Abby rose and limped to the bed. She straightened the already straight sheet and blanket covering the girls. Celia had to smile at her care of the girls, almost like they were hers.

“So,” Abby asked as she took her seat, “do you like massage therapy? Was it worth the terrible year?”

“I can’t believe how much I love it. I’m helping people, making them feel better. Pinky—that’s my boss at Seaside Spa—she’s great too.”

“How long have you been there?”

“Two months. I just hope she understands about tomorrow.”

“What happens tomorrow?”

“I can’t let the girls go back to the same baby-sitter, not after today. So I’ll have to stay with them.” She smiled at her daughters’ sleeping forms. “Besides, I’ll probably have to take Karlee home.”

“Is there any reason why I can’t watch the girls?” Abby asked.

“What?” Celia looked at the woman she’d met less than an hour ago.

“I’d like to watch them. I like kids. I’m a children’s librarian.”

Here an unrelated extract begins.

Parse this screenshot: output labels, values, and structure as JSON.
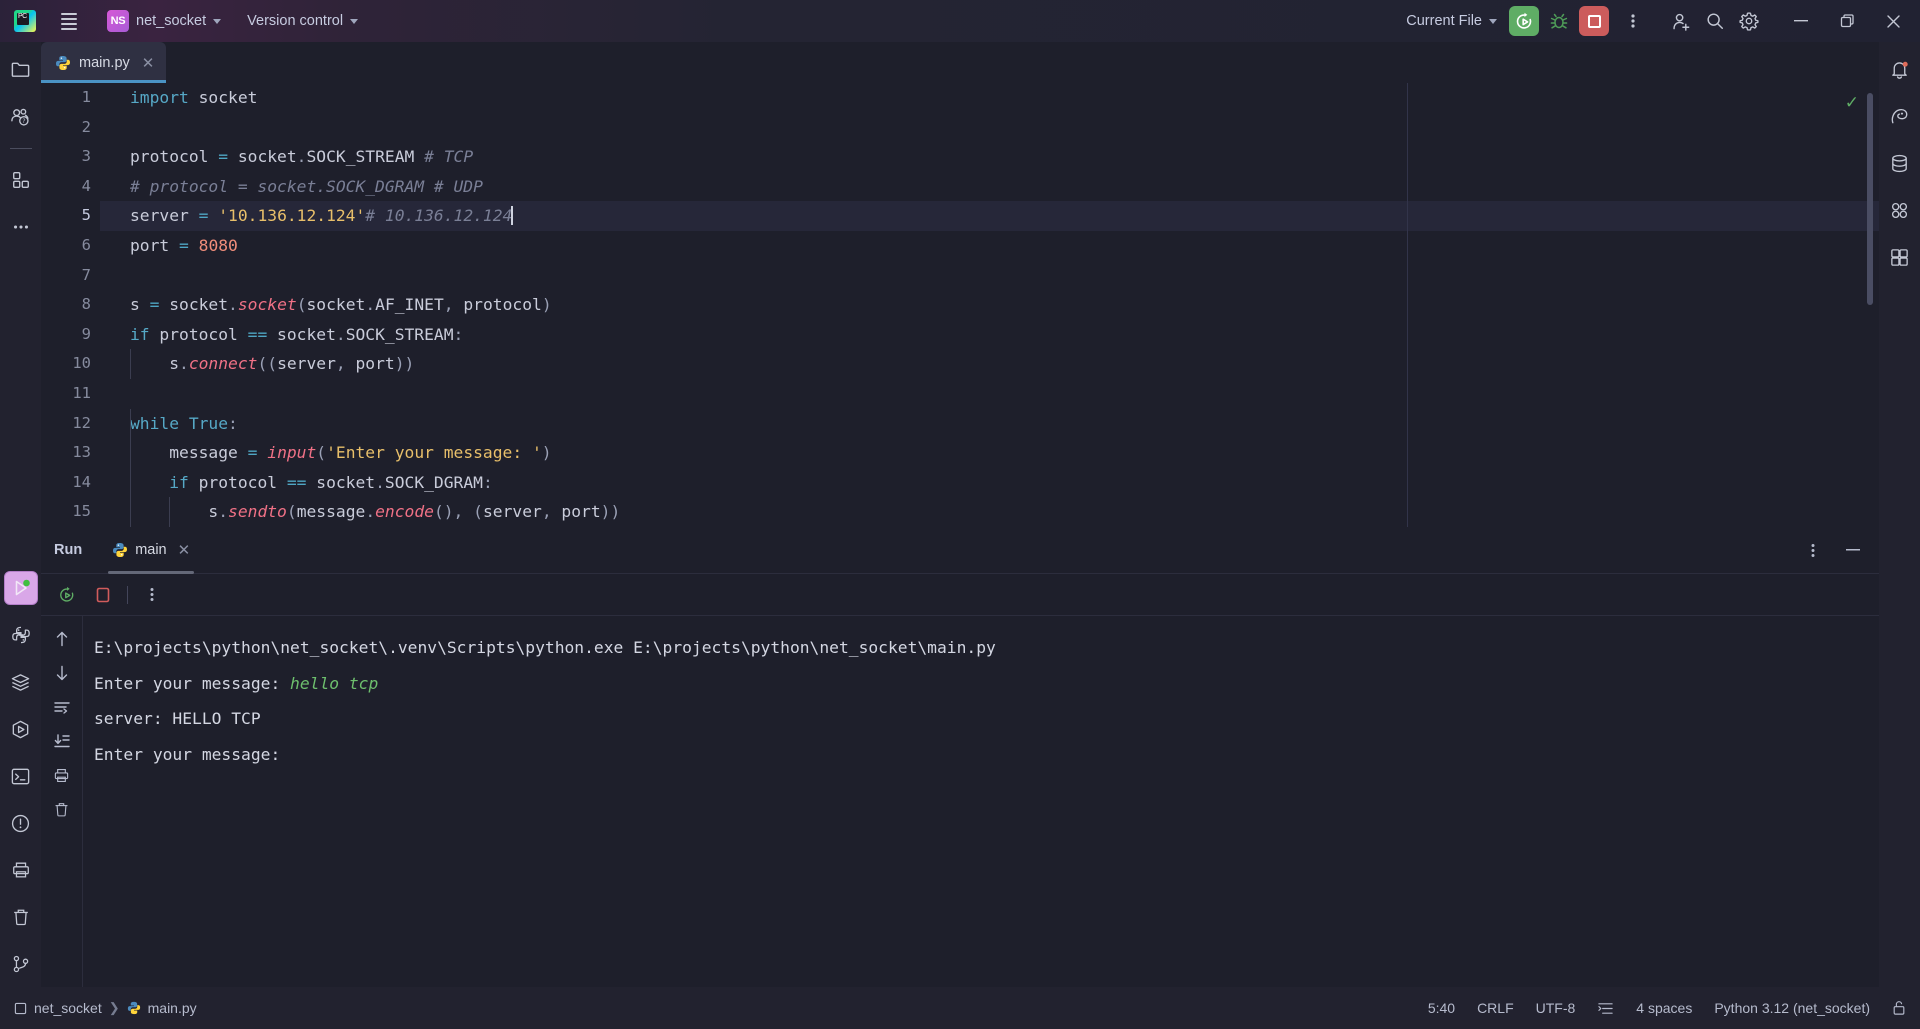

Lord, is she an answer to my prayer, or would I be foolish to trust her? I know I like her, and I appreciate her coming to check on Karlee. But let her have the girls for the day?
“I don’t know.”

“You’d be doing me a favor.” Abby pressed her argument. “It would help relieve my guilt, and it would be like having Maddie back for a day.”

A knock on the door saved Celia from having to give an answer before she had time to think. “Come in.” She jumped to her feet as a man in a white jacket with a stethoscope sticking out of one pocket walked in. The doctor had arrived.

“Hello, Ms. Fitzmeyer. How are you this evening—or should I say tonight?”

Celia stepped forward, hand extended. “Dr. Schofield. I’m so glad to see you.” When had doctors gotten to be so handsome? Her pediatrician when she was a kid was a wizened old man who looked like the trolls in the books at school and who had hair growing out of his nose and ears. He was nice enough, a very good doctor, but handsome? Never. Sean Schofield belonged on the cover of
GQ
.

“I’m sorry I’ve been so late in getting to speak with you.” His smile was charming. “It’s been a long day.”

“Tell me about it.” Celia smiled back.

Dr. Schofield moved to the bed and looked at the sleeping girls. He glanced up, flashing his killer grin at Celia again. “You have beautiful daughters.”

He couldn’t have said anything to please her more, and she was certain he knew it. Still it was wonderful to hear. She watched as he quickly and efficiently checked Karlee without waking her, though the little girl made a terrible face when he checked her eyes with his little flashlight.